In testimony prepared for the hearing, Brantley details maintenance and safety issues at United, Continental Airlines Inc., Northwest Airlines Corp., Hawaiian Airlines Inc. and elsewhere where the carriers were given great leeway by the FAA to correct problems that inspectors on the ground said merited more serious attention. Financial penalties for infractions suggested by inspectors against United and other carriers also were ignored or significantly reduced by the time they were assessed, he added."

From there on out, it's just been a back-and-forth between the FAA that is now being brought to light for NOT having inspected planes and the airlines and their airplanes that apparently NEED to be ACTUALLY inspected. This led to the grounding of dozens of airplanes in order to be inspected and given clean bills of health, which results in hundreds and hundreds of cancelled flights for these airlines.

The price of fuel is already skyrocketing to the point of airlines raising their rates and cramming a body into every possible seat - which means that cancelled flights have no way of transferring their passengers to other airlines' flights because they're already overbooked as it is. Airlines are declaring bankrupcy left and right because of the loss of revenue due to grounded planes, fines and a lack of customer satisfaction (not to mention some airlines giving vouchers and paying for hotels as an attempt to compensate).

So I guess what this all boils down to is:

Would you rather:

1) Expose the FAA for the corrupt agency that it has become, which means that airplanes will finally be inspected and maintained, but at the cost of higher prices with cancelled flights on less options of non-bankrupt airlines.

2) Go back to an "ignorance is bliss" lifestyle of less-outrageously expensive tickets on a number of airlines to travel on airplanes that "probably" are safe to fly, knowing that the last time a jumbo jet actually crashed was Nov. 12, 2001.

Don't look at me to advocate one or the other. I'm just saying that these are the two paths - and people didn't seem to be too troubled with option #2 until the bubble was burst on the blissful ignorance and we've automatically careened into option #1 with no hope of going back.

I'm just positing that both were viable options.

Frankly, I'm torn between the two. With all of the comedians chuckling it up over our insane airport security procedures, this is just icing on the cake for them since they'll search you three different ways to make sure you don't have any toothpaste containers over 3 ounces large but apparently won't bother to inspect the plane for cracks along the fuselage. But the point is, does it matter? Are you any more safe after they've finally searched the plane for cracks? Would those cracks have actually taken down your plane and it would have been blood on the hands of the FAA?

One would think that if this wonton disregard for inspection and regulation had gone on for so long - there would have been more evidence of it in airplane crashes and whatnot. Right? Wouldn't you have expected to see this eerie string of plane crashes that after long investigation showed that they were the result of something that should have been caught in an inspection, which would lead to the investigation into the FAA's inspection and then we'd be right back to where we are now - but it would have made a lot more sense.
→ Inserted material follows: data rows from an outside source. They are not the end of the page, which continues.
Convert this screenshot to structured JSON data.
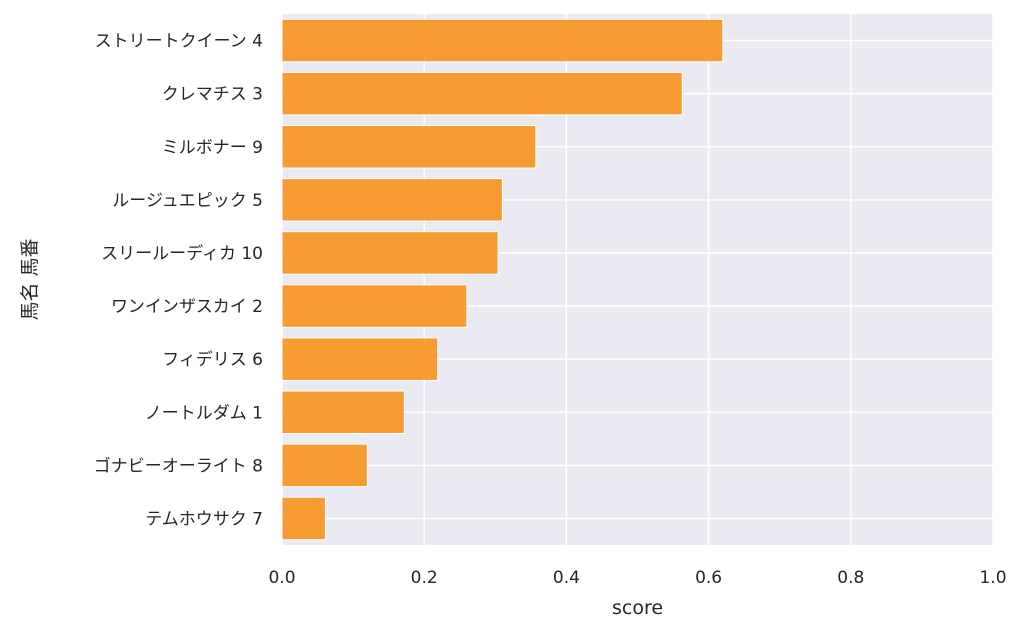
{
  "chart_data": {
    "type": "bar",
    "orientation": "horizontal",
    "xlabel": "score",
    "ylabel": "馬名 馬番",
    "xlim": [
      0.0,
      1.0
    ],
    "xticks": [
      "0.0",
      "0.2",
      "0.4",
      "0.6",
      "0.8",
      "1.0"
    ],
    "grid": true,
    "legend": "none",
    "bar_color": "#f7941d",
    "background_color": "#eaeaf2",
    "grid_color": "#ffffff",
    "categories": [
      "ストリートクイーン 4",
      "クレマチス 3",
      "ミルボナー 9",
      "ルージュエピック 5",
      "スリールーディカ 10",
      "ワンインザスカイ 2",
      "フィデリス 6",
      "ノートルダム 1",
      "ゴナビーオーライト 8",
      "テムホウサク 7"
    ],
    "values": [
      0.62,
      0.563,
      0.357,
      0.31,
      0.304,
      0.26,
      0.219,
      0.172,
      0.12,
      0.061
    ]
  }
}
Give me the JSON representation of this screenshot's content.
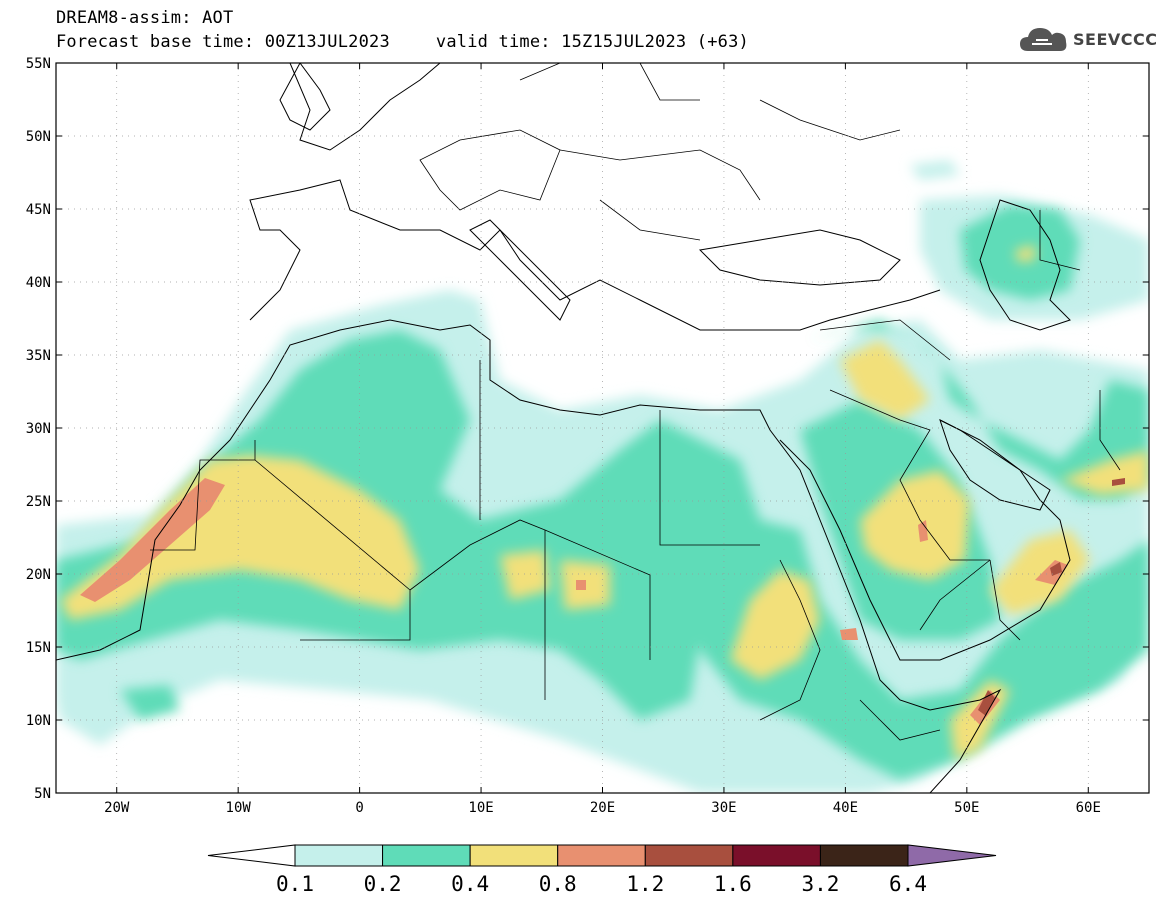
{
  "title": {
    "model_field": "DREAM8-assim: AOT",
    "base_time": "Forecast base time: 00Z13JUL2023",
    "valid_time": "valid time: 15Z15JUL2023 (+63)"
  },
  "logo": {
    "text": "SEEVCCC",
    "icon": "cloud-icon"
  },
  "map": {
    "lon_range": [
      -25,
      65
    ],
    "lat_range": [
      5,
      55
    ],
    "lon_ticks": [
      {
        "value": -20,
        "label": "20W"
      },
      {
        "value": -10,
        "label": "10W"
      },
      {
        "value": 0,
        "label": "0"
      },
      {
        "value": 10,
        "label": "10E"
      },
      {
        "value": 20,
        "label": "20E"
      },
      {
        "value": 30,
        "label": "30E"
      },
      {
        "value": 40,
        "label": "40E"
      },
      {
        "value": 50,
        "label": "50E"
      },
      {
        "value": 60,
        "label": "60E"
      }
    ],
    "lat_ticks": [
      {
        "value": 5,
        "label": "5N"
      },
      {
        "value": 10,
        "label": "10N"
      },
      {
        "value": 15,
        "label": "15N"
      },
      {
        "value": 20,
        "label": "20N"
      },
      {
        "value": 25,
        "label": "25N"
      },
      {
        "value": 30,
        "label": "30N"
      },
      {
        "value": 35,
        "label": "35N"
      },
      {
        "value": 40,
        "label": "40N"
      },
      {
        "value": 45,
        "label": "45N"
      },
      {
        "value": 50,
        "label": "50N"
      },
      {
        "value": 55,
        "label": "55N"
      }
    ],
    "grid": true
  },
  "colorbar": {
    "labels": [
      "0.1",
      "0.2",
      "0.4",
      "0.8",
      "1.2",
      "1.6",
      "3.2",
      "6.4"
    ],
    "colors": [
      "#c5f0eb",
      "#5fdcb8",
      "#f2e07a",
      "#e89070",
      "#a84f3e",
      "#7a0f2a",
      "#3b2418"
    ],
    "under_color": "#ffffff",
    "over_color": "#8f6aa8"
  }
}
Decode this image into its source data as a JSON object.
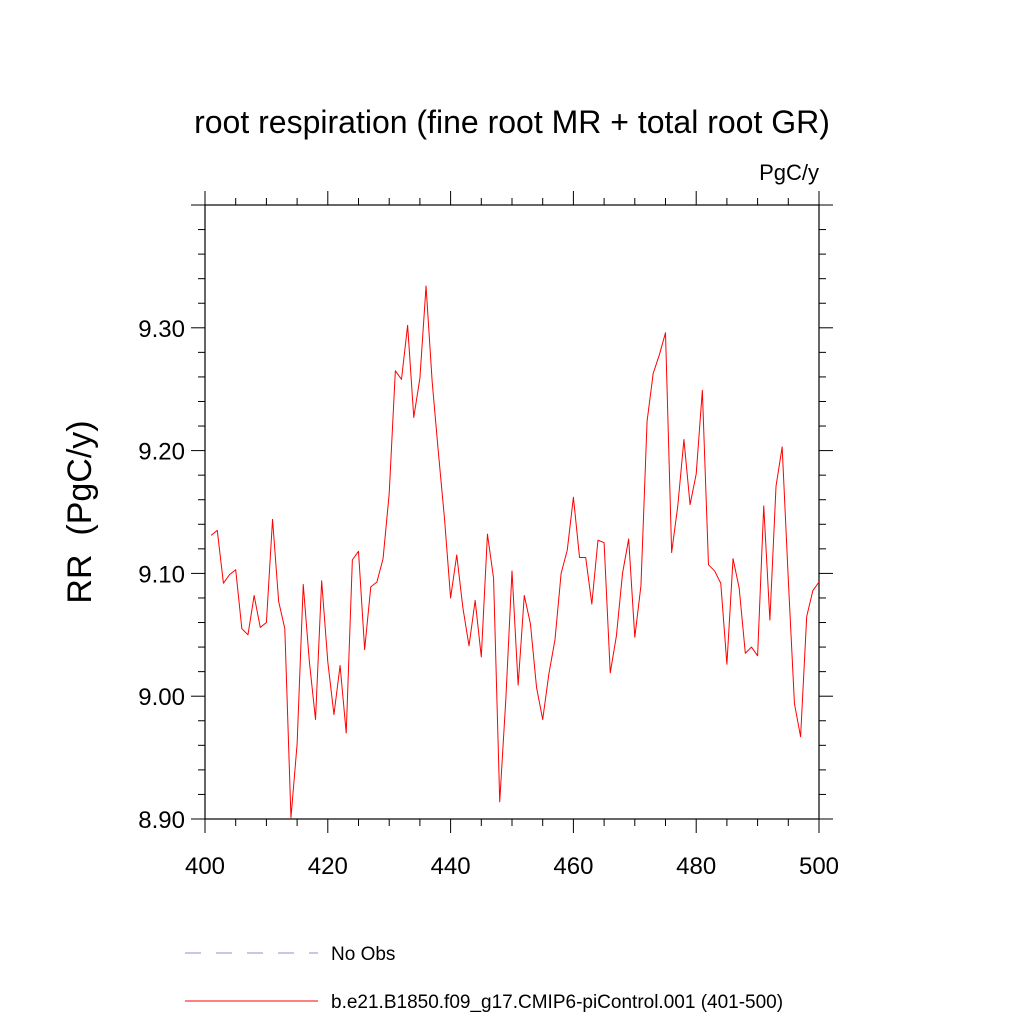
{
  "chart_data": {
    "type": "line",
    "title": "root respiration (fine root MR + total root GR)",
    "units_label": "PgC/y",
    "ylabel": "RR  (PgC/y)",
    "xlabel": "",
    "xlim": [
      400,
      500
    ],
    "ylim": [
      8.9,
      9.4
    ],
    "x_ticks": [
      400,
      420,
      440,
      460,
      480,
      500
    ],
    "x_tick_labels": [
      "400",
      "420",
      "440",
      "460",
      "480",
      "500"
    ],
    "y_ticks": [
      8.9,
      9.0,
      9.1,
      9.2,
      9.3
    ],
    "y_tick_labels": [
      "8.90",
      "9.00",
      "9.10",
      "9.20",
      "9.30"
    ],
    "grid": false,
    "legend_position": "bottom",
    "legend": [
      {
        "name": "No Obs",
        "color": "#8f8fd6",
        "style": "dashed"
      },
      {
        "name": "b.e21.B1850.f09_g17.CMIP6-piControl.001 (401-500)",
        "color": "#ff0000",
        "style": "solid"
      }
    ],
    "series": [
      {
        "name": "b.e21.B1850.f09_g17.CMIP6-piControl.001 (401-500)",
        "color": "#ff0000",
        "x": [
          401,
          402,
          403,
          404,
          405,
          406,
          407,
          408,
          409,
          410,
          411,
          412,
          413,
          414,
          415,
          416,
          417,
          418,
          419,
          420,
          421,
          422,
          423,
          424,
          425,
          426,
          427,
          428,
          429,
          430,
          431,
          432,
          433,
          434,
          435,
          436,
          437,
          438,
          439,
          440,
          441,
          442,
          443,
          444,
          445,
          446,
          447,
          448,
          449,
          450,
          451,
          452,
          453,
          454,
          455,
          456,
          457,
          458,
          459,
          460,
          461,
          462,
          463,
          464,
          465,
          466,
          467,
          468,
          469,
          470,
          471,
          472,
          473,
          474,
          475,
          476,
          477,
          478,
          479,
          480,
          481,
          482,
          483,
          484,
          485,
          486,
          487,
          488,
          489,
          490,
          491,
          492,
          493,
          494,
          495,
          496,
          497,
          498,
          499,
          500
        ],
        "values": [
          9.131,
          9.135,
          9.092,
          9.099,
          9.103,
          9.055,
          9.05,
          9.082,
          9.056,
          9.06,
          9.144,
          9.077,
          9.055,
          8.901,
          8.961,
          9.091,
          9.028,
          8.981,
          9.094,
          9.028,
          8.985,
          9.025,
          8.97,
          9.111,
          9.118,
          9.038,
          9.089,
          9.093,
          9.112,
          9.165,
          9.265,
          9.258,
          9.302,
          9.227,
          9.259,
          9.334,
          9.256,
          9.199,
          9.145,
          9.08,
          9.115,
          9.072,
          9.041,
          9.078,
          9.032,
          9.132,
          9.096,
          8.914,
          8.998,
          9.102,
          9.009,
          9.082,
          9.059,
          9.007,
          8.981,
          9.018,
          9.046,
          9.1,
          9.119,
          9.162,
          9.113,
          9.113,
          9.075,
          9.127,
          9.125,
          9.019,
          9.049,
          9.1,
          9.128,
          9.048,
          9.09,
          9.224,
          9.263,
          9.278,
          9.296,
          9.117,
          9.155,
          9.209,
          9.156,
          9.181,
          9.249,
          9.107,
          9.102,
          9.092,
          9.026,
          9.112,
          9.088,
          9.035,
          9.04,
          9.033,
          9.155,
          9.062,
          9.171,
          9.203,
          9.095,
          8.994,
          8.967,
          9.065,
          9.086,
          9.093
        ]
      }
    ]
  }
}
Maybe I just have a weird way of thinking about these things. Maybe it's the fact that I fly at most two roundtrips per year and never internationally. Maybe it's just the stream of headlines...

ATA Airlines filed for bankruptcy.
SkyBus filed for bankruptcy.
Aloha Airlines filed for bankruptcy.
Frontier Airlines filed for bankruptcy.

Are we looking at the end of passenger aviation? If we do get to keep flying, will we be safe under the watchful eye of a federal agency that likes to look away? Wouldn't it be easier if we let them keep doing it but back in secrecy so that ticket prices could go down and flights could resume at the potential risk of a few plane crashes? What are your thoughts on the matter?